The LTE handset market is going to boom this year, with sales growing 10 times to 67 million units, according to a new report from research firm Strategy Analytics.
Strategy Analytics forecasts LTE handset shipments will grow to 67 million units this year. Click here for details.
Strategy Analytics thinks this year will be a "breakout" year for LTE handsets, as sales jump from 6.8 million units in 2011 thanks in large part to aggressive LTE network expansions by carriers. The surge will be led in large part by Apple (NASDAQ:AAPL), HTC and Samsung, the firm predicted, but noted that the likes of Fujitsu, LG, Motorola Mobility (NYSE:MMI), Nokia (NYSE:NOK) and Pantech will also seek to tap surging demand for the devices. The forecast roughly tracks with a separate one made by research firm In-Stat, which predicted in October 2011 that global LTE handset sales would hit 154 million in 2015.
While LTE handsets will remain a tiny fraction of overall handset sales in 2012, the growth will be driven by carriers building out their networks and then seeding LTE devices into the market. The biggest growth markets will be the United States, Japan and South Korea, where operators are racing to build out LTE networks, Strategy Analytics said.

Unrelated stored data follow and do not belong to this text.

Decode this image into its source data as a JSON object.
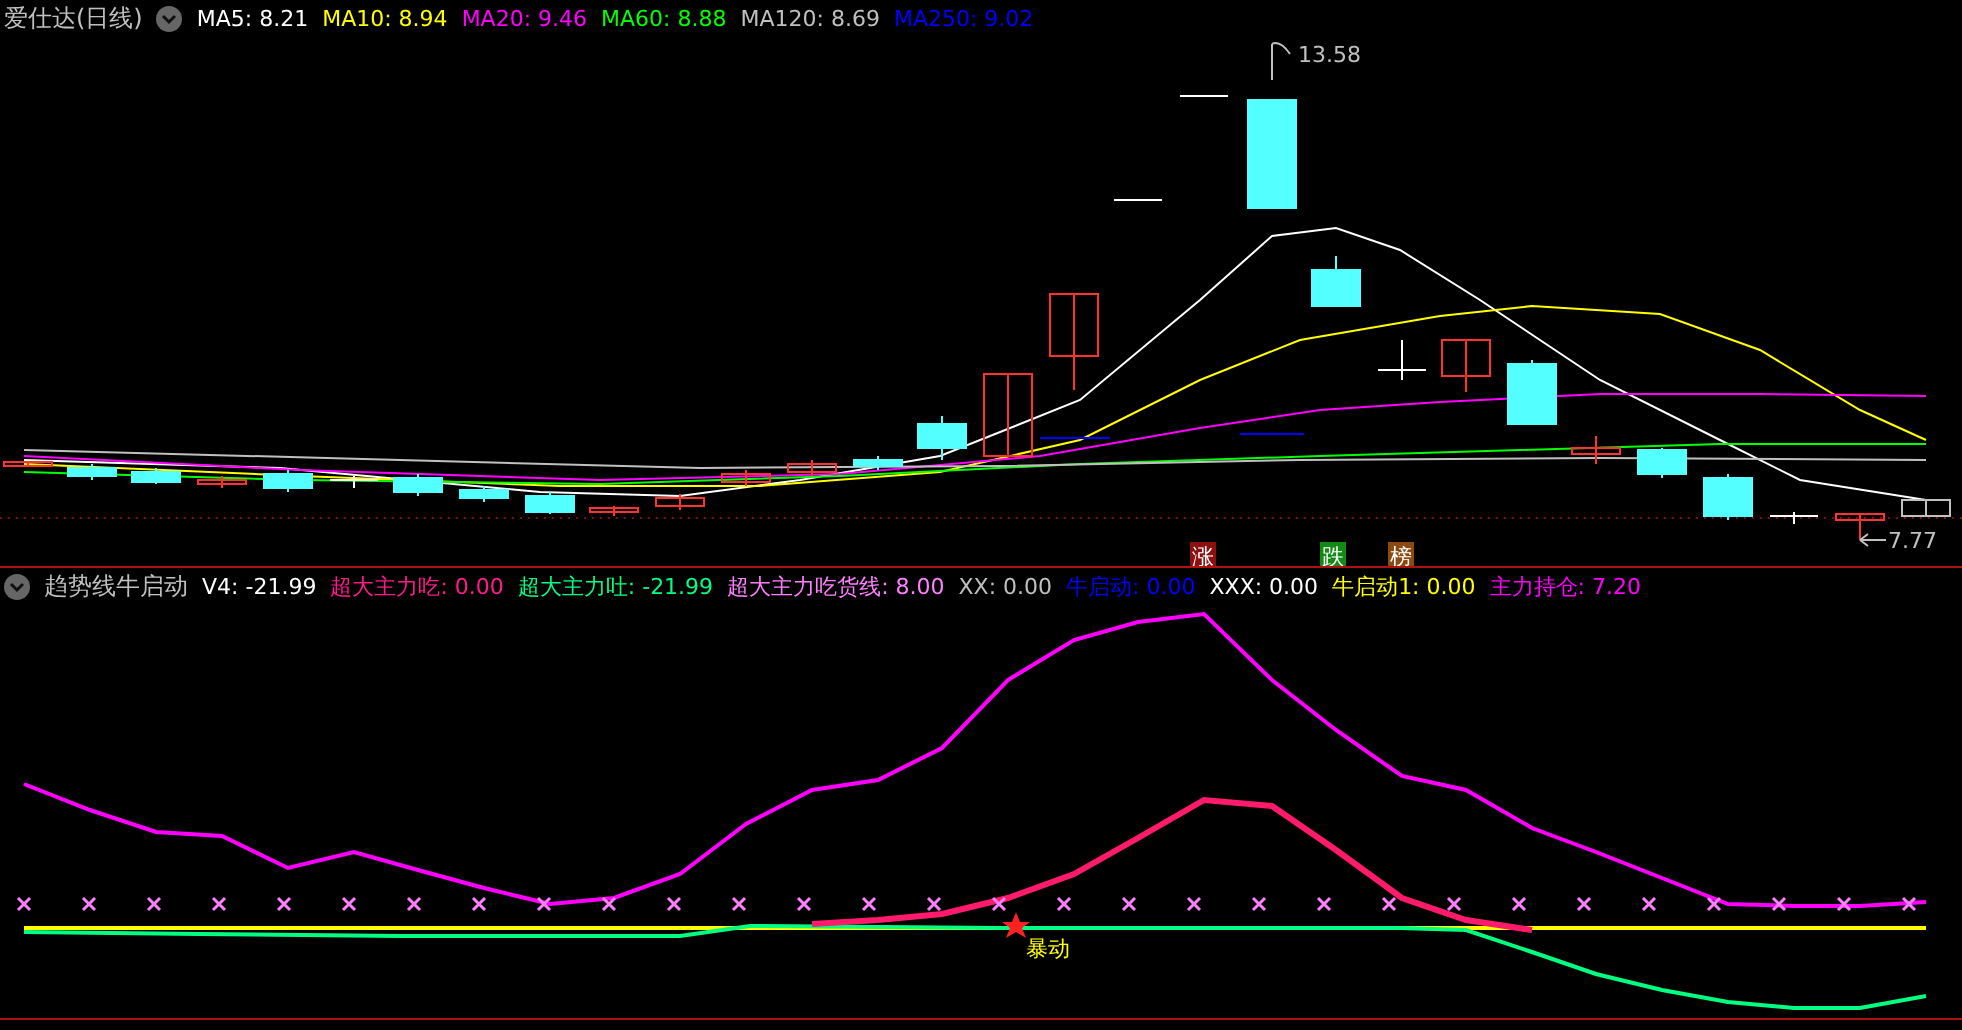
{
  "title": "爱仕达(日线)",
  "ma": [
    {
      "text": "MA5: 8.21",
      "color": "#ffffff"
    },
    {
      "text": "MA10: 8.94",
      "color": "#ffff00"
    },
    {
      "text": "MA20: 9.46",
      "color": "#ff00ff"
    },
    {
      "text": "MA60: 8.88",
      "color": "#00ff00"
    },
    {
      "text": "MA120: 8.69",
      "color": "#c0c0c0"
    },
    {
      "text": "MA250: 9.02",
      "color": "#0000ff"
    }
  ],
  "price_high": "13.58",
  "price_low": "7.77",
  "badges": [
    {
      "text": "涨",
      "color": "#8b1010"
    },
    {
      "text": "跌",
      "color": "#138a13"
    },
    {
      "text": "榜",
      "color": "#8b4a10"
    }
  ],
  "indicator": {
    "title": "趋势线牛启动",
    "items": [
      {
        "text": "V4: -21.99",
        "color": "#ffffff"
      },
      {
        "text": "超大主力吃: 0.00",
        "color": "#ff1a8c"
      },
      {
        "text": "超大主力吐: -21.99",
        "color": "#00ff80"
      },
      {
        "text": "超大主力吃货线: 8.00",
        "color": "#ff80ff"
      },
      {
        "text": "XX: 0.00",
        "color": "#c0c0c0"
      },
      {
        "text": "牛启动: 0.00",
        "color": "#0000ff"
      },
      {
        "text": "XXX: 0.00",
        "color": "#ffffff"
      },
      {
        "text": "牛启动1: 0.00",
        "color": "#ffff00"
      },
      {
        "text": "主力持仓: 7.20",
        "color": "#ff00ff"
      }
    ]
  },
  "signal_label": "暴动"
}
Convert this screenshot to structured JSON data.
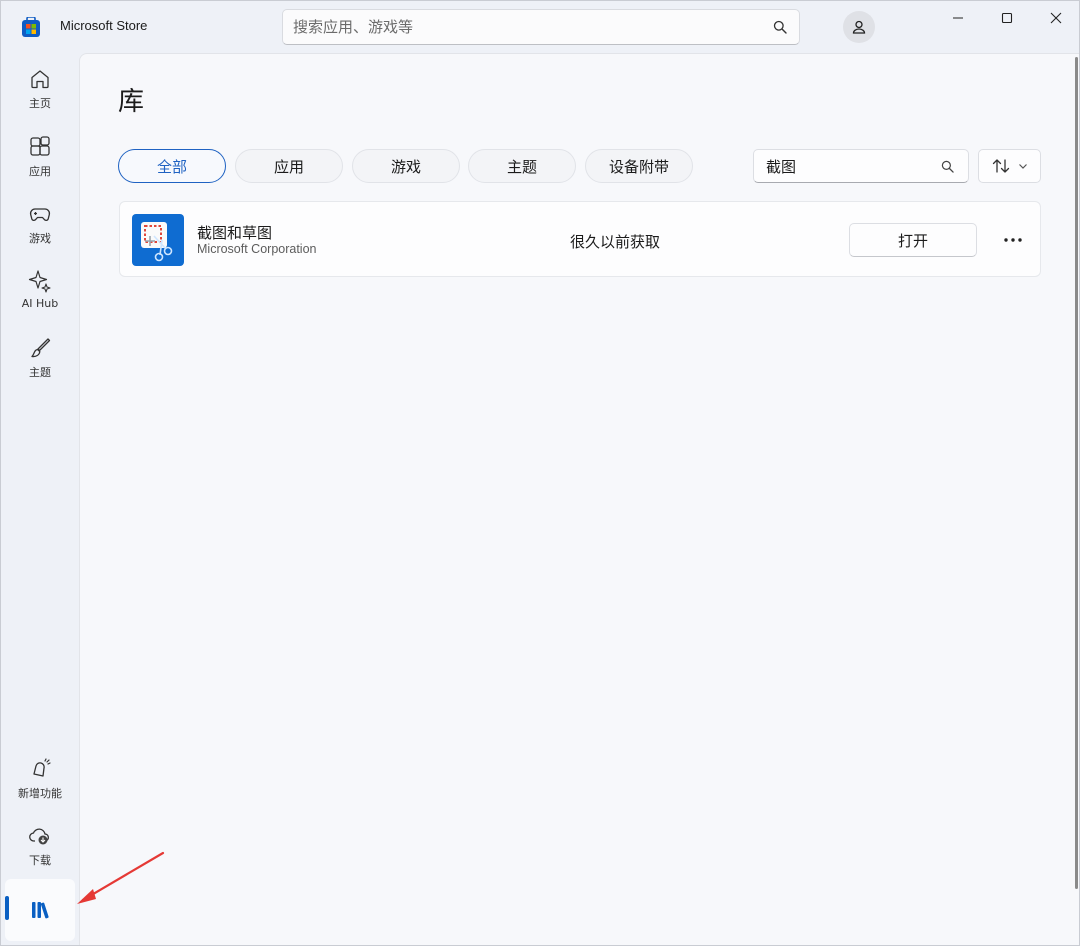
{
  "window": {
    "title": "Microsoft Store",
    "minimize_icon": "minimize-icon",
    "maximize_icon": "maximize-icon",
    "close_icon": "close-icon"
  },
  "search": {
    "placeholder": "搜索应用、游戏等",
    "icon": "search-icon"
  },
  "account": {
    "icon": "user-icon"
  },
  "sidebar": {
    "items": [
      {
        "label": "主页",
        "icon": "home-icon"
      },
      {
        "label": "应用",
        "icon": "apps-icon"
      },
      {
        "label": "游戏",
        "icon": "gamepad-icon"
      },
      {
        "label": "AI Hub",
        "icon": "sparkle-icon"
      },
      {
        "label": "主题",
        "icon": "brush-icon"
      }
    ],
    "bottom_items": [
      {
        "label": "新增功能",
        "icon": "bell-icon"
      },
      {
        "label": "下载",
        "icon": "download-cloud-icon"
      },
      {
        "label": "",
        "icon": "library-icon",
        "active": true
      }
    ]
  },
  "library": {
    "title": "库",
    "filters": [
      "全部",
      "应用",
      "游戏",
      "主题",
      "设备附带"
    ],
    "active_filter": "全部",
    "filter_search_value": "截图",
    "sort_icon": "sort-icon",
    "apps": [
      {
        "name": "截图和草图",
        "publisher": "Microsoft Corporation",
        "acquired": "很久以前获取",
        "action": "打开",
        "more_icon": "more-icon"
      }
    ]
  },
  "colors": {
    "accent": "#1f62c2",
    "window_bg": "#eef1f7",
    "content_bg": "#f7f8fb",
    "annotation_arrow": "#e53935"
  }
}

Verizon Wireless (NYSE:VZ), which plans to expand its LTE network coverage from around 200 million POPs currently to 260 million by year-end, currently offers 12 different LTE smartphones and plans to only introduce smartphones with LTE capabilities this year. AT&T Mobility (NYSE:T), which plans to expand its LTE network from 74 million POPs to around 150 million by the end of the year, currently offers five LTE smartphones. Sprint Nextel (NYSE:S), meanwhile, plans to launch LTE in 10 cities by mid-year and has said that around 15 LTE devices, including handsets, tablets and data cards, are on track to be launched in 2012.

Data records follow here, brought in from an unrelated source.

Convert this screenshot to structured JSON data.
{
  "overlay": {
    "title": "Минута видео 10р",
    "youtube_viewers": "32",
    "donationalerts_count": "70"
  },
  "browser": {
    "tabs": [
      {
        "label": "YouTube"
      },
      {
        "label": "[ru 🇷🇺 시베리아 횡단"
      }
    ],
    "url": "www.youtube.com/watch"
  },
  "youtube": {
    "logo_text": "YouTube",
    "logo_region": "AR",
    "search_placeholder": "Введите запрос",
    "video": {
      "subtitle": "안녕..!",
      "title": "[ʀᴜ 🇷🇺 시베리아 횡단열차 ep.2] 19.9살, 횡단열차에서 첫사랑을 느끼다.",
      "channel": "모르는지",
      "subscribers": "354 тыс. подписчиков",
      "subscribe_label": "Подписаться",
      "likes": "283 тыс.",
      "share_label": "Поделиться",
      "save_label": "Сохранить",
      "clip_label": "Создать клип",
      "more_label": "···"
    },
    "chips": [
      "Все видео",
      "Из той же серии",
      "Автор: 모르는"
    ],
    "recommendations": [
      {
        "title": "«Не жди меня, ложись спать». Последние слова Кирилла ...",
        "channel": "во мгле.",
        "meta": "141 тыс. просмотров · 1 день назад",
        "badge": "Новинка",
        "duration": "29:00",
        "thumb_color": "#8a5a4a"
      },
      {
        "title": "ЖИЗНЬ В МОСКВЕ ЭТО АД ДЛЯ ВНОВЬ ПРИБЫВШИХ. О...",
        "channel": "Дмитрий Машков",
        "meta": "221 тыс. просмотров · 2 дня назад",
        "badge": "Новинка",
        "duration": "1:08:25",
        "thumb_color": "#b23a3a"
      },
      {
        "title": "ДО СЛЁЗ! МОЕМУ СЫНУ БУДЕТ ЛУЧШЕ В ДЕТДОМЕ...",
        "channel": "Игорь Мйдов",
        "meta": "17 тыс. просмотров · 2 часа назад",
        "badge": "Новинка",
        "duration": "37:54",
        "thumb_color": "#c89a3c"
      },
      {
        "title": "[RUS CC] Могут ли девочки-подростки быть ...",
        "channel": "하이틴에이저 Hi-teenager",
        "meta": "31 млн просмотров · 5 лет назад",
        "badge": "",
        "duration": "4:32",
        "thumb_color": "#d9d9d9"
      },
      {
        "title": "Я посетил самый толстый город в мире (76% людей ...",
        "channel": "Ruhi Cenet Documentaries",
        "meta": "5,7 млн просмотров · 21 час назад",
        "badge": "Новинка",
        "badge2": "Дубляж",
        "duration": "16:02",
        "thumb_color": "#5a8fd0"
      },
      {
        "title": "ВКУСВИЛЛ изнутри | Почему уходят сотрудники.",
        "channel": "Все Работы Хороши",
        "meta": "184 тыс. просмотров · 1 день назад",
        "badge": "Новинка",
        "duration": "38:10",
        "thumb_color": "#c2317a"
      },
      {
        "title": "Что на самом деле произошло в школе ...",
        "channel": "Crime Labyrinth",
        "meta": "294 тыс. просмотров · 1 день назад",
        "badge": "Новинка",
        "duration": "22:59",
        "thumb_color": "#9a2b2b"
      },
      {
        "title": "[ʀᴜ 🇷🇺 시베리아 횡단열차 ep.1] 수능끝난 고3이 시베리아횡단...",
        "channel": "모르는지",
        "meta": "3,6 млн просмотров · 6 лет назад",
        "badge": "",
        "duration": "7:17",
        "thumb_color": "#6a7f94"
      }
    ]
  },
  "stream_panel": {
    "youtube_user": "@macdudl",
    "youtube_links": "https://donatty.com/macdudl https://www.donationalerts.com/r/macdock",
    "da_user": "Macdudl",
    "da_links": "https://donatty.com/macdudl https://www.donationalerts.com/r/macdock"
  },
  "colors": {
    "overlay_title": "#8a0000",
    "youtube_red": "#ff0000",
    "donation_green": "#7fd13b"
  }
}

Despite the boom, there are potential pitfalls for carriers, Strategy Analytics warned. "The LTE phone segment is expanding at a rapid rate this year, but there will undoubtedly be growing pains in this early phase," Strategy Analytics analyst Tom Kang said in a statement. "Many LTE phones and data plans will be relatively expensive, which means operators will need to invest generous subsidies to make 4G more affordable for subscribers. Meanwhile, consumers will be concerned about LTE usability issues, such as shortened battery life, excessive device weight or sudden bill shock caused by high data consumption."